All chainsaw artists need to be able to carve bears.  This is a photo of  my first real effort to accomplish something more than a “typical” chainsaw bear.  I spent about 80 hours releasing this lifesize black bear from a 9′ by 46″ red oak log.  I did most of the heavy work with my Stihl MS200T chainsaw with a 12″ dime-tip carving bar and a quarter-pitch chain and then did the detailing with my Arbortech carvers and my Automach.  The bird on the bear’s head is a sarcastic raven, which, unfortunately, did not photograph all that well.  Other details in the carving included two rattlesnakes and a raccoon hiding in the pile of rocks.   The sculpture is in the Delaware WaterGap/Montague, NJ area, near High Point State Park, which has one of the highest counts of black bears in the country and also is timber rattlesnake habitat.


This Great Blue Heron was carved from a piece of white pine.  There is a lily pad with a flower and a frog between the bird’s feet.  The dragonfly is an ad-on of birch and mahogany.   Eastern white Pine is a more durable and weather resistant pine, favored by chainsaw artists.  It is a softwood and carves quickly.  All pines tend to “check” because of their high moisture content.  Chainsaw sculpture is done in “green” wood.  It is almost impossible to dry a log.. to remove its cellular moisture the wood before carving it.  It takes about a year per inch of thickness to air-dry a board to 15% moisture, which is considered “stable”, and a log is generally too thick to set aside for the necessary time.   Because of this all chainsaw type carvings, if they are done in “wild wood”, will check or split as they slowly dry out.  This is because as the water that is in the cells (wood is about 85% water when it is alive) slowly evaporates, and the then hollow cells begin to shrink.  This cellular shrinkage creates tensions that must be released as the dimension of the wood grows smaller  (a log is a closed circle), so in softwoods this usually means there will be one or two large splits, and in most hardwoods there will be a number of smaller checks and cracks throughout the whole carving.  In most cases this checking does not overly affect the appearance of a sculpture and it usually adds “character” to the piece.  In some situations a severe crack needs to have a piece of wood inserted and then recarved as a repair.   There are steps that we can take which can sometimes help to minimize these natural processes.  Any carver with integrity guarantees his work for life and will always work with a client to deal with such issues.

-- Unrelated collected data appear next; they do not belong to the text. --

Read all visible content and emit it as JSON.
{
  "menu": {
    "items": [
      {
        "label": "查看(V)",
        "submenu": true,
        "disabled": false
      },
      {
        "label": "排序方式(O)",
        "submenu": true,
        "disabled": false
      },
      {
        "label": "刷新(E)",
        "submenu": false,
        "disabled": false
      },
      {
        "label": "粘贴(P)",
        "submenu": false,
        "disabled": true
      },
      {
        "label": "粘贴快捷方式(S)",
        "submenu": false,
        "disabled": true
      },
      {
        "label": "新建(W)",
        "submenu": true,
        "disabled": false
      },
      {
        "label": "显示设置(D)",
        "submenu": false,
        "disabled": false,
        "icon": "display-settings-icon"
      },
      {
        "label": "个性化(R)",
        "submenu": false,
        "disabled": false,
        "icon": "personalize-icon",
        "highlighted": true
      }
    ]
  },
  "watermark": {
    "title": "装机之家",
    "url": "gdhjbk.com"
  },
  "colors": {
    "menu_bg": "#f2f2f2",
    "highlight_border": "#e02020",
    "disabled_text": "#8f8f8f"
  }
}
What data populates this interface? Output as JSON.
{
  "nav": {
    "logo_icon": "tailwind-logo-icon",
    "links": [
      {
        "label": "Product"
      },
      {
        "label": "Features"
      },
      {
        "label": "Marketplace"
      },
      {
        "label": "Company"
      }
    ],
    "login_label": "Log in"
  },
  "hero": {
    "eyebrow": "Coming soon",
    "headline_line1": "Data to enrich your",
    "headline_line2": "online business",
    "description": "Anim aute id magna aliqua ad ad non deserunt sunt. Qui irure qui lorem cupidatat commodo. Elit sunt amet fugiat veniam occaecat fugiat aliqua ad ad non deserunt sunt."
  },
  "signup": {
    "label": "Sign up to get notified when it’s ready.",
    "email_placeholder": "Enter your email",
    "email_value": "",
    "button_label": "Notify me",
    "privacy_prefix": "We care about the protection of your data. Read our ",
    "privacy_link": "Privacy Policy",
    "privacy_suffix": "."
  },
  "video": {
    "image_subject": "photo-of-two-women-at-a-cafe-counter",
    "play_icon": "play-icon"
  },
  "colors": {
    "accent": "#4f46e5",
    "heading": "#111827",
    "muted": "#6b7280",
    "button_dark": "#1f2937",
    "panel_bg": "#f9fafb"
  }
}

This barn owl is also carved from a white pine limb.  I had a lot of chunks of pine because the highway department was clearing the power lines along the highway near where we were living and they were leaving the wood where it fell.  I got a great deal of exercise that Spring and Summer collecting carving stock.  Most chainsaw sculptors are very environmentally sensitive.  There is rarely a need to cut down a tree simply to do a carving, though in specific cases a particular tree might be the only one suitable for a special sculpture.  Trees are being felled all of the time, either by arborists or by nature, and there is always a supply of wood suitable for sculpture without cutting standing timber.   There are also standing dead trees that can be sculpted “on the stump”.   Even a living tree can be carved, as long as care is taken and the artist understands something about trees and horticulture.